The tops of the trees glowed a surreal pink from the sunset. The couple nodded.
“I’m going to brush over the tops of them with the basket,” Dylan said. “That’ll slow us down a bit. On the other side of the trees is the highway and the median strip. Do you remember what I told you about a high-wind landing?”
“Face the direction we’re landing in,” said the man.
“Right,” Dylan said. “And bend your knees and hold on to the rope handles. And we’re going to be fine.”
The woman looked at him with doubt in her eyes.
“Honest,” he said.
He let some air out of the balloon as they approached the trees, enough to allow the basket to coast across the treetops. Twigs snapped and leaves brushed against the wicker. He loved the sound, but the woman gripped the rope handle tighter.
“You doing okay?” he asked the couple.
“Doesn’t matter how we’re doing,” the man said. “You’re the one we’re worried about.”
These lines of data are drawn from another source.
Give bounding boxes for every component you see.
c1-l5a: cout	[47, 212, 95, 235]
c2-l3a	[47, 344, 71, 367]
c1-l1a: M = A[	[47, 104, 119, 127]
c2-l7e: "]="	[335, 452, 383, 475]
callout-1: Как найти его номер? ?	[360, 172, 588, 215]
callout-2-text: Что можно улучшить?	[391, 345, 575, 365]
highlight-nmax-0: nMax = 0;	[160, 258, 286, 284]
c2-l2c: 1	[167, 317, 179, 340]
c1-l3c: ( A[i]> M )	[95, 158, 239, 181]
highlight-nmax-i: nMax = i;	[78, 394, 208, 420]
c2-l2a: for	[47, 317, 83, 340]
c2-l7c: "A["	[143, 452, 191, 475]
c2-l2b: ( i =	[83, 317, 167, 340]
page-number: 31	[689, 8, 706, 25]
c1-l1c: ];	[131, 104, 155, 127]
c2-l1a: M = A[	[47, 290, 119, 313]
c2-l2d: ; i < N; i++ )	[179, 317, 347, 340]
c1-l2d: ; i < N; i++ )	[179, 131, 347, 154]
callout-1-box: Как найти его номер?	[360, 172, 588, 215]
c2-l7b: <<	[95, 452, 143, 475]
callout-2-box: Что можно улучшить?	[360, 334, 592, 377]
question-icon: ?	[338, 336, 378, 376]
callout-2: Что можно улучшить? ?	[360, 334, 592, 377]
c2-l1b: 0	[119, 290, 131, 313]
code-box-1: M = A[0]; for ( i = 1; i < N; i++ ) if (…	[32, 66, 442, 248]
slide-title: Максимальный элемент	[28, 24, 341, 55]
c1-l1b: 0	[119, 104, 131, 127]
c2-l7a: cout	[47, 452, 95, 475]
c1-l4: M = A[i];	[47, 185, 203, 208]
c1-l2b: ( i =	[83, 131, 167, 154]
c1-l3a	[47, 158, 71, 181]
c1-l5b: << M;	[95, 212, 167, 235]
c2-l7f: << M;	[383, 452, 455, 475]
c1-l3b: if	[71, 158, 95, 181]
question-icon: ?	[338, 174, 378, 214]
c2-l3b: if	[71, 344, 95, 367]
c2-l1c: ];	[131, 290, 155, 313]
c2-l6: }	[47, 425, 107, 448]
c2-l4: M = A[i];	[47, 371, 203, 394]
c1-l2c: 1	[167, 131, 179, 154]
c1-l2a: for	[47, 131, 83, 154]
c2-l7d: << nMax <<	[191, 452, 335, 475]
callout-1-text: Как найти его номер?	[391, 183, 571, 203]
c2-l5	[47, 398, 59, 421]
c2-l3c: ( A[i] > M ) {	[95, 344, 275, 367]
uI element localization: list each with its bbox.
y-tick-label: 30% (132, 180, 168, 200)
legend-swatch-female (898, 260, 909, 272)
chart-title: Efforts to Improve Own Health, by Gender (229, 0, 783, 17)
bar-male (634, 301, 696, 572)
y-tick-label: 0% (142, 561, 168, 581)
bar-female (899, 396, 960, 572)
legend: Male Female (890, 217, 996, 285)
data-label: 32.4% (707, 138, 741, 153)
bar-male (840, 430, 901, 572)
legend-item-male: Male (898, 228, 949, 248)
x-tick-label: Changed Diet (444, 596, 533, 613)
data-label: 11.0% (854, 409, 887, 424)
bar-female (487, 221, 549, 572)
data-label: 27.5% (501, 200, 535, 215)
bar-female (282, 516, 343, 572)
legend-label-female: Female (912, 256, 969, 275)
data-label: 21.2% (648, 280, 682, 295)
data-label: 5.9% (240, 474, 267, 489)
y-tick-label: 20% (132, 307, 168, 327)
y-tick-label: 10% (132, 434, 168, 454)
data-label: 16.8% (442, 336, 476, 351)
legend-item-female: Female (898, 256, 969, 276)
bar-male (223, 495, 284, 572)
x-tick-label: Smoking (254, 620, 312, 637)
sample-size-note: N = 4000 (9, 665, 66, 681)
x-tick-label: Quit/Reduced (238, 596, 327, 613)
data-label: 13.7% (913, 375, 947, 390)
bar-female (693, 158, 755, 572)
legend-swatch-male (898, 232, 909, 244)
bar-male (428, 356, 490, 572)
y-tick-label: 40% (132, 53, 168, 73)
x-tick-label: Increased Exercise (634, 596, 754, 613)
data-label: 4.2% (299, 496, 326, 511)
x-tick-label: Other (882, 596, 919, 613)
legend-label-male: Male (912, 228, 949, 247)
Dylan laughed. He lowered the balloon on the other side of the trees, flying above the two lanes of traffic. They were close enough to the cars that, had it been lighter, the surprised looks on the faces of the drivers would have been visible.
The crew had not made it in time, but he hadn’t expected them to.
“Bend your knees,” he said to his passengers. “And hold on.”
Down they went, the balloon touching the ground and being carried only a few feet across the grass by the wind before stopping. Good landing, given the circumstances. His jelly-kneed passengers hugged each other, laughing in apparent relief.
A few cars stopped along the median strip, their drivers and passengers getting out for a closer look. Dylan spotted Alex’s
truck as it pulled in behind the line of cars. Brian’s van was right behind him.
“Here come our rescuers,” he said to the couple.
Once on the median strip, Brian grabbed the drop line, and Alex produced the stepladder to allow the couple to disembark.
“Don’t know what you need us for,” Brian said, acknowledging Dylan’s safe solo landing.
“I wonder about that myself sometimes,” Dylan joked as he helped his passengers from the basket.
Once safely out of the basket, they celebrated the successful flight with the requisite champagne toast. The passersby kept a respectful distance from them, and Dylan knew that some of them would call him for their own balloon rides over the next few days.
The couple got into Brian’s van for the ride back to Dylan’s barn, where their own car was parked.
Dylan and Alex dismantled the balloon in the near darkness, Dylan glancing at his watch from time to time. He had a date tonight. It was not with Bethany, he was sure of that, but damned if he could remember exactly who it
was
with.
No big deal, he thought as he helped Alex load the basket into the truck. He would know when she showed up at his door.